Climate Change Emerges as Key Issue in Close Finland Election

Policy

A televised debate ahead of Finland's general election, which took place Sunday; the leader of the winning Social Democratic party Antti Rinne is second from the right, and the leader of the second-place-winning Finns Party Jussi Halla-aho is first on the left. JUSSI NUKARI / AFP / Getty Images

The center left Social Democrats secured a narrow victory Sunday in a Finnish election dominated by the question of climate change.

In Finland, one-third of which sits above the Arctic Circle, most parties campaigned on taking greater climate action, while the nationalist Finns party argued against climate policy that it said required sacrifices from the populace.


“Never before has climate and the limits of planet Earth been discussed with such seriousness in Finland,” Greenpeace Finland said, as the Associated Press reported. The group called it “the climate election.”

However, that climate focus could have helped the Finns Party come in a close second, some analysts said.

“Well-meaning people wanted to make these elections climate elections, but they only set the table for an election victory for the Finns Party,” Helsingin Sanomat columnist Saska Saarikoski tweeted ahead of the election, as The New York Times reported. “Could we learn something from this?”

In the final tally, the winning Social Democrats took 17.7 percent of the votes, while the Finns Party won 17.5 percent. The center-right National Coalition won 17 percent and the current Prime Minister’s Centre Party took 13.8 percent, making this the first Finnish general election in one-hundred years in which no party has claimed more than 20 percent of the vote, Reuters reported.

During the election, eight of the nine parties offered plans to keep global warming to 1.5 degrees Celsius above pre-industrial levels, such as taxing meat or airfare or limiting logging. The Finns Party, meanwhile, presented these proposals as sacrifices imposed on ordinary voters by an urban elite.
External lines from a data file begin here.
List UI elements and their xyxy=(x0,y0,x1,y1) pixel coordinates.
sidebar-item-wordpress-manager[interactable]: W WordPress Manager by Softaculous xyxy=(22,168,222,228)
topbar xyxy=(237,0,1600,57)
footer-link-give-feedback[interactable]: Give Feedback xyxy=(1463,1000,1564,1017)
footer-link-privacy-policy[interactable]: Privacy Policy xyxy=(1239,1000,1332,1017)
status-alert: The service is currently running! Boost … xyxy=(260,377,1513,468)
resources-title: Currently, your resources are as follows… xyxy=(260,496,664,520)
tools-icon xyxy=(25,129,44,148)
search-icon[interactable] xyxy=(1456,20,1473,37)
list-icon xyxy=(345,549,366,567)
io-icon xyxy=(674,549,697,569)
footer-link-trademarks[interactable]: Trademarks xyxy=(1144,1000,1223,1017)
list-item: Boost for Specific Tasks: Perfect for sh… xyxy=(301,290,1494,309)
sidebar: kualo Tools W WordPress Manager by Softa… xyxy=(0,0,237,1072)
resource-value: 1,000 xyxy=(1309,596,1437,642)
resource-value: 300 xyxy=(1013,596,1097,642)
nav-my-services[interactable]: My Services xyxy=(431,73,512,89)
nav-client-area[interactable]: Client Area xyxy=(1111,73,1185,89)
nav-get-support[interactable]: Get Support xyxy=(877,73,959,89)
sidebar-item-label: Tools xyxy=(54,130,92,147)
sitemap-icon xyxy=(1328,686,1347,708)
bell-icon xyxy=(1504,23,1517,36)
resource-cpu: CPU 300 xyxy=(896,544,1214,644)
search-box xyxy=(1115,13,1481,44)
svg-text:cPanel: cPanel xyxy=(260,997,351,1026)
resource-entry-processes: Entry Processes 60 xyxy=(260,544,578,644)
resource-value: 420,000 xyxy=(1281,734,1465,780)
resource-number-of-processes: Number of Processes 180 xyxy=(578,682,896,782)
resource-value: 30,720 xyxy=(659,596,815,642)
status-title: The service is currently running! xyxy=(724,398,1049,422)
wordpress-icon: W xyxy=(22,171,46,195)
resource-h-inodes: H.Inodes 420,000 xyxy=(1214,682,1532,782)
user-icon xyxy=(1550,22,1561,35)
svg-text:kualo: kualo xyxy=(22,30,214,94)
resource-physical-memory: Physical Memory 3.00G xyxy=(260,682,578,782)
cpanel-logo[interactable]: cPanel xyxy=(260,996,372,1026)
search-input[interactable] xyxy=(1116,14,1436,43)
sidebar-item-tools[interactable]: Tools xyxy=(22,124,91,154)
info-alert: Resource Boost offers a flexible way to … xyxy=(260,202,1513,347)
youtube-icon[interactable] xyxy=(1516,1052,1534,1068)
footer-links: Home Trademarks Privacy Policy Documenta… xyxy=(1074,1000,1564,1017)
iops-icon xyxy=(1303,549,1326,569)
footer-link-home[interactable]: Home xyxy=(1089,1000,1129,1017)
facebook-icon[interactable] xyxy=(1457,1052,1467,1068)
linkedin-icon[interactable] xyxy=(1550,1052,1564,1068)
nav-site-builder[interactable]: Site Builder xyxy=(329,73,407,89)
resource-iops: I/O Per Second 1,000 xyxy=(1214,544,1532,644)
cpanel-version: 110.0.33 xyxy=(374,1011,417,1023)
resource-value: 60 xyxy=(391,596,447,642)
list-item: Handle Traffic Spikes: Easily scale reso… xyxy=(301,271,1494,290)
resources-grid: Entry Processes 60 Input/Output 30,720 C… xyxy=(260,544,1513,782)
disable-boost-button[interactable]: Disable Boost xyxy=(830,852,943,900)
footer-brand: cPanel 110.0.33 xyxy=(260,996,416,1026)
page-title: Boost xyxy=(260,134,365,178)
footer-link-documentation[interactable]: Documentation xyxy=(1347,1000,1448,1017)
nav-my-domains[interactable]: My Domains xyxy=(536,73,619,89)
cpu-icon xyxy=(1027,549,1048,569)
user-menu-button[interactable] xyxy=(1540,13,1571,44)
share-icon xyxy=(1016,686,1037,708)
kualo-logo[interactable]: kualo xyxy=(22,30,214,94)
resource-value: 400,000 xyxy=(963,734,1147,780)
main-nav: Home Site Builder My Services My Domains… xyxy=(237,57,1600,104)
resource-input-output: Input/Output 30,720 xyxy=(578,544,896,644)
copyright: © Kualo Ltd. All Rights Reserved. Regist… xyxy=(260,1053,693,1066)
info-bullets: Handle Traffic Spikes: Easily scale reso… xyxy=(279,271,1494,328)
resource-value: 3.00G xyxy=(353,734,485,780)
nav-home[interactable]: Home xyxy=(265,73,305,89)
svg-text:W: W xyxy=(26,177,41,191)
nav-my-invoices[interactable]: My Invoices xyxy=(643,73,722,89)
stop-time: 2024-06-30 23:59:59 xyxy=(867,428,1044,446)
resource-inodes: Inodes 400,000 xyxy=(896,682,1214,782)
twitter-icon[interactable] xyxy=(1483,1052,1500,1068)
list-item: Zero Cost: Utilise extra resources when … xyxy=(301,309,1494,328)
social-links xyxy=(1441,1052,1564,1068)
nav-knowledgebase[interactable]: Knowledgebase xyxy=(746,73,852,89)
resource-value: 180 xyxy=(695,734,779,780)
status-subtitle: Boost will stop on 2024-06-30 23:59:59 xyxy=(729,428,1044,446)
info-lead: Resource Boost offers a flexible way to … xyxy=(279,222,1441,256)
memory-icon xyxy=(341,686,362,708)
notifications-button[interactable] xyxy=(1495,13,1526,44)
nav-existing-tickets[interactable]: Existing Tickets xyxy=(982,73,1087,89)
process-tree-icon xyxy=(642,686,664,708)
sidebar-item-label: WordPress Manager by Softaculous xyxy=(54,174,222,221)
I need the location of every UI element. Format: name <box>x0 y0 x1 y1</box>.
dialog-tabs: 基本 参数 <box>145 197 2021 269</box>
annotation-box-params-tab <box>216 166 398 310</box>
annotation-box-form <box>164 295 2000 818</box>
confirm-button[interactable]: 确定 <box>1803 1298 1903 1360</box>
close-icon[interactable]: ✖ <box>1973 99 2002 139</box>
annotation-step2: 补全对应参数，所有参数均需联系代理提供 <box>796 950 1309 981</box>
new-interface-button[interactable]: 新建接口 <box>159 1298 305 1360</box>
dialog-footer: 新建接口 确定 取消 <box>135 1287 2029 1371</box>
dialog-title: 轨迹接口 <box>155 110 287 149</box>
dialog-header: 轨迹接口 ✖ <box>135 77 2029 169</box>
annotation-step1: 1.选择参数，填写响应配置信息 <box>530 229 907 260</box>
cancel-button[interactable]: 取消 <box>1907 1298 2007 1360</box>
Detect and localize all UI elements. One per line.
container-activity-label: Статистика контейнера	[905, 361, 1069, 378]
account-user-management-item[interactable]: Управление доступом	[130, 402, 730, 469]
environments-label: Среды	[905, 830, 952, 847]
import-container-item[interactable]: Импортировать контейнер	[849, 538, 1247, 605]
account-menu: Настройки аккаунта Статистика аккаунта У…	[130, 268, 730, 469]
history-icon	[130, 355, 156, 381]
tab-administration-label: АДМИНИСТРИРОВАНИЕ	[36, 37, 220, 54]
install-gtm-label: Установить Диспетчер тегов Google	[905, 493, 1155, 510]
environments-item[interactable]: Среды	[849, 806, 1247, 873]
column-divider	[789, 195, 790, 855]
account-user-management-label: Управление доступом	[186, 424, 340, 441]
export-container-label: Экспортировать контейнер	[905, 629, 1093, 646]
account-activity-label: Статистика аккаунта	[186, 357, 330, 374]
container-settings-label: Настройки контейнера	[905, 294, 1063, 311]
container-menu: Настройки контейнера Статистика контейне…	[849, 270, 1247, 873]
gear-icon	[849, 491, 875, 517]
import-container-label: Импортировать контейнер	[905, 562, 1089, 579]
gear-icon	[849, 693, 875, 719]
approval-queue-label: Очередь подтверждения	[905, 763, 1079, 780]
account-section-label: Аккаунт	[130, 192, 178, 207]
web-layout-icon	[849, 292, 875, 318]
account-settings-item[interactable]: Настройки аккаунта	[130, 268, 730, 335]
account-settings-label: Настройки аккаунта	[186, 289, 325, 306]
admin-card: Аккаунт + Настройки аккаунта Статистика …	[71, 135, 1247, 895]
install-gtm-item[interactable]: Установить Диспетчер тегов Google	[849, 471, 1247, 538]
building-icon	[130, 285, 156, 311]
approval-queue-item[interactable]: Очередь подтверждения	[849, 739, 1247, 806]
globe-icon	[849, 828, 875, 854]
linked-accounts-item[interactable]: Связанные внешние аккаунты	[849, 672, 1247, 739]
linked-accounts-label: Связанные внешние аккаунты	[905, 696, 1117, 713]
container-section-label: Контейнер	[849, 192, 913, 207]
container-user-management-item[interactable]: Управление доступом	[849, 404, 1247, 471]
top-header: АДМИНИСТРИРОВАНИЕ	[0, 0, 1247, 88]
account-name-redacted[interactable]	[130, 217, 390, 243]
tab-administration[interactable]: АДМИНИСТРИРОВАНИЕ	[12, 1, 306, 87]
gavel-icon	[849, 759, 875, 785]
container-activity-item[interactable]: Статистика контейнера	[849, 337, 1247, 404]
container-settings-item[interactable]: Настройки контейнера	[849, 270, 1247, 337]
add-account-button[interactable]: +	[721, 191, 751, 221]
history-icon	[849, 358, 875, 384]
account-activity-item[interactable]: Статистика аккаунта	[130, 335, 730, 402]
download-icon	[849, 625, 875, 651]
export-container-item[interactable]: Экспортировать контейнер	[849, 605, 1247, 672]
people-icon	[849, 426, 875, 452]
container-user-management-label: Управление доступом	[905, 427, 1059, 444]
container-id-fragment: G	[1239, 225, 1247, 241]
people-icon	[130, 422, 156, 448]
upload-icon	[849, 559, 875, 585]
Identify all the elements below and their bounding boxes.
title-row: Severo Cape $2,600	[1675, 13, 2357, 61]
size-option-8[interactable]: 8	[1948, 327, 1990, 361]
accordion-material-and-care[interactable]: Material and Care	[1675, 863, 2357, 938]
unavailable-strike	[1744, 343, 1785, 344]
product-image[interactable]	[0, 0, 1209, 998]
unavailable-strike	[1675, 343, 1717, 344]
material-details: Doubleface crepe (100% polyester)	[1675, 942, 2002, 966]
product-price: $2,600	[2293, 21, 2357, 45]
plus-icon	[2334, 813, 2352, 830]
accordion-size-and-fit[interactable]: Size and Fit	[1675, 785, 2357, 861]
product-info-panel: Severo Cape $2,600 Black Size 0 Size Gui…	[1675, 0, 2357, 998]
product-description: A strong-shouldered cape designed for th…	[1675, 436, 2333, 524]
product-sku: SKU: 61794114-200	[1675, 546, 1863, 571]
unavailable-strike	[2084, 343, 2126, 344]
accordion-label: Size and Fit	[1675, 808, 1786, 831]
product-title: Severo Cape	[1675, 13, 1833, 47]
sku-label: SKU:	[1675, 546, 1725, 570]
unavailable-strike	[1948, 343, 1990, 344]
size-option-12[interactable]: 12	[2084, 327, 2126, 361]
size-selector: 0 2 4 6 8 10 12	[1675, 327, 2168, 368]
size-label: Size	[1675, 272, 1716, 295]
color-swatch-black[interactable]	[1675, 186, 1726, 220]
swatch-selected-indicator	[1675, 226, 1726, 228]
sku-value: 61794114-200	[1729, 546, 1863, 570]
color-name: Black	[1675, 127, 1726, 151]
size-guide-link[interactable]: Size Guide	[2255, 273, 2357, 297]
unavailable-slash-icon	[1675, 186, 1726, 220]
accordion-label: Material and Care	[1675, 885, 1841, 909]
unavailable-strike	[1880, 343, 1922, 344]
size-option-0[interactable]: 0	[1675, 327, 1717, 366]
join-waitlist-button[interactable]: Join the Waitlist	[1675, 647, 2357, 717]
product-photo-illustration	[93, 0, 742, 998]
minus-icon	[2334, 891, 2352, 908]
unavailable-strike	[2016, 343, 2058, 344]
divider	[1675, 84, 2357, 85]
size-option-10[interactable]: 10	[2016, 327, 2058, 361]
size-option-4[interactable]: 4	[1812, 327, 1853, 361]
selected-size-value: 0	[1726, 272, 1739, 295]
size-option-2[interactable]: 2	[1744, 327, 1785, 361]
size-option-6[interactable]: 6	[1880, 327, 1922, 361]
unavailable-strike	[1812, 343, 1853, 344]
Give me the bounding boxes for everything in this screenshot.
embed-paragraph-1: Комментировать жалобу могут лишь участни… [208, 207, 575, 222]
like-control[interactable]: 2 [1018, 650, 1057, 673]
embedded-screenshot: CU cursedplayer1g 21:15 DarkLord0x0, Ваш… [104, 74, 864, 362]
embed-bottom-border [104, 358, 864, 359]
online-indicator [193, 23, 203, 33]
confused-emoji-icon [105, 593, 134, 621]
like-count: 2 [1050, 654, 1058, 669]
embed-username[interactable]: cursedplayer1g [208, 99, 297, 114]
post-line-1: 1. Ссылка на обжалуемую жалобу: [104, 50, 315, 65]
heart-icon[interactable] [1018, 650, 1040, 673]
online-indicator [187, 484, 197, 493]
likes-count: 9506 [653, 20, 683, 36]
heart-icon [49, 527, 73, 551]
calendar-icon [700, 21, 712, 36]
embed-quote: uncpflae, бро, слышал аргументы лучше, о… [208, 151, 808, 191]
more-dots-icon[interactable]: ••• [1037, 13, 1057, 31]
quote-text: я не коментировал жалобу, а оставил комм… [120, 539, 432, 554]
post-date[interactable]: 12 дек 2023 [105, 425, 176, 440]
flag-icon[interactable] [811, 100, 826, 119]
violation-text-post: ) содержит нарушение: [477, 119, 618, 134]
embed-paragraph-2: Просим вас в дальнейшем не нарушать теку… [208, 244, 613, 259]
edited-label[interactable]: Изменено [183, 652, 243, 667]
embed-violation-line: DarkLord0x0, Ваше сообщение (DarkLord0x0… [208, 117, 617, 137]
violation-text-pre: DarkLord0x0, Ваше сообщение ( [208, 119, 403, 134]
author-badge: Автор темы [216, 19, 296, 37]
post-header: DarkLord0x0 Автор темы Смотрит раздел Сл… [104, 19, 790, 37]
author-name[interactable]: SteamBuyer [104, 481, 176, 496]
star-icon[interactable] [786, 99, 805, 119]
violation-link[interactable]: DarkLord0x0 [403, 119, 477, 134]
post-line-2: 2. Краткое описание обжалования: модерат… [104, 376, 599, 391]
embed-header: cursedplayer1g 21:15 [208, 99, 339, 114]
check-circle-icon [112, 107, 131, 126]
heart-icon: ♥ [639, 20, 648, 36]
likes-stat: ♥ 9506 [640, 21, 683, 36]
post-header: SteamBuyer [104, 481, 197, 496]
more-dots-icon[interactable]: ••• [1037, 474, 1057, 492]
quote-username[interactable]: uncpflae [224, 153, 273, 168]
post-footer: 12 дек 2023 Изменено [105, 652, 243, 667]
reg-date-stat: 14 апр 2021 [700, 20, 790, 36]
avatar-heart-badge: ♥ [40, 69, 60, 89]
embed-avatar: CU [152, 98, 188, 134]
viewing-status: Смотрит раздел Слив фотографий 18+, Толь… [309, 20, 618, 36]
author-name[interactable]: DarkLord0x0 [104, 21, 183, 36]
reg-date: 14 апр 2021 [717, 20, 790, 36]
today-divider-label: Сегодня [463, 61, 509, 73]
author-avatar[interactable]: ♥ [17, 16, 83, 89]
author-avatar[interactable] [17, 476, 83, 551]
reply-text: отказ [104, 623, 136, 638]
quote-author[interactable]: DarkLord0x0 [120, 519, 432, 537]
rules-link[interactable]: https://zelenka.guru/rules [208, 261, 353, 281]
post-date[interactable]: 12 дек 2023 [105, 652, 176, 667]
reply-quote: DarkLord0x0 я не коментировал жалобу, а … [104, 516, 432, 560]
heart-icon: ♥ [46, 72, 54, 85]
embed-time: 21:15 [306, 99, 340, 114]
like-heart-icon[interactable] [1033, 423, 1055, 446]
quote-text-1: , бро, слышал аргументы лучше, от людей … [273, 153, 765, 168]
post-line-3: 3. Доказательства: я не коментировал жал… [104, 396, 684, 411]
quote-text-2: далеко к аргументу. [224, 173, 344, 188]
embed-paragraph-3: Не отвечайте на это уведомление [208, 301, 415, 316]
“Climate hysteria wrecks the Finnish economy and industry, and it destroys the fruits of decades of work by citizens,” Finns Party chairman Jussi Halla-aho said in a video blog reported by The New York Times.

The Finnish election broke a trend in northern European elections by seeing climate displace immigration as the right’s favorite hot-button issue. Project manager at climate think-tank Adelphi Stella Schaller told The New York Times that the right could begin to exploit climate across Europe.

“They use identity-laden frames, such as national independence, the homeland, our nature and environment,” Schaller said. “They make it an emotional issue by fueling fears of rising energy prices and higher consumer costs. The way they communicate about this is dramatic and personal.”

Anita Hellman, who canvassed for the Social Democrats, said she felt the Finn Party had distorted her party’s message, making voters believe “the Social Democrats will come and rip your car out of your front yard.”

However, many other voters in Finland want more ambitious climate policy.

“For everybody, it’s about the climate. It’s kind of a climate election. Everybody’s feeling some kind of a depression about it,” Helsinki interior architect Sofia Frantsi, 27, said, according to the Associated Press.

Young people have been inspired by protests led by Swedish teenager Greta Thunberg. University of Helsinki political science lecturer Tuomas Yla-Anttila said only a minority were swayed by Finn’s positions, though that minority could still make a difference given that the vote was divided between nine parties, according to The New York Times.

Despite the nationalists’ close second, it is Social Democratic Party Chairman Antti Rinne who will have the first chance to form a government, which means he could be the first left-wing prime minister in the country since 2003, CNN reported.

“For the first time since 1999 we are the largest party in Finland,” he told supporters in Helsinki, according to Reuters.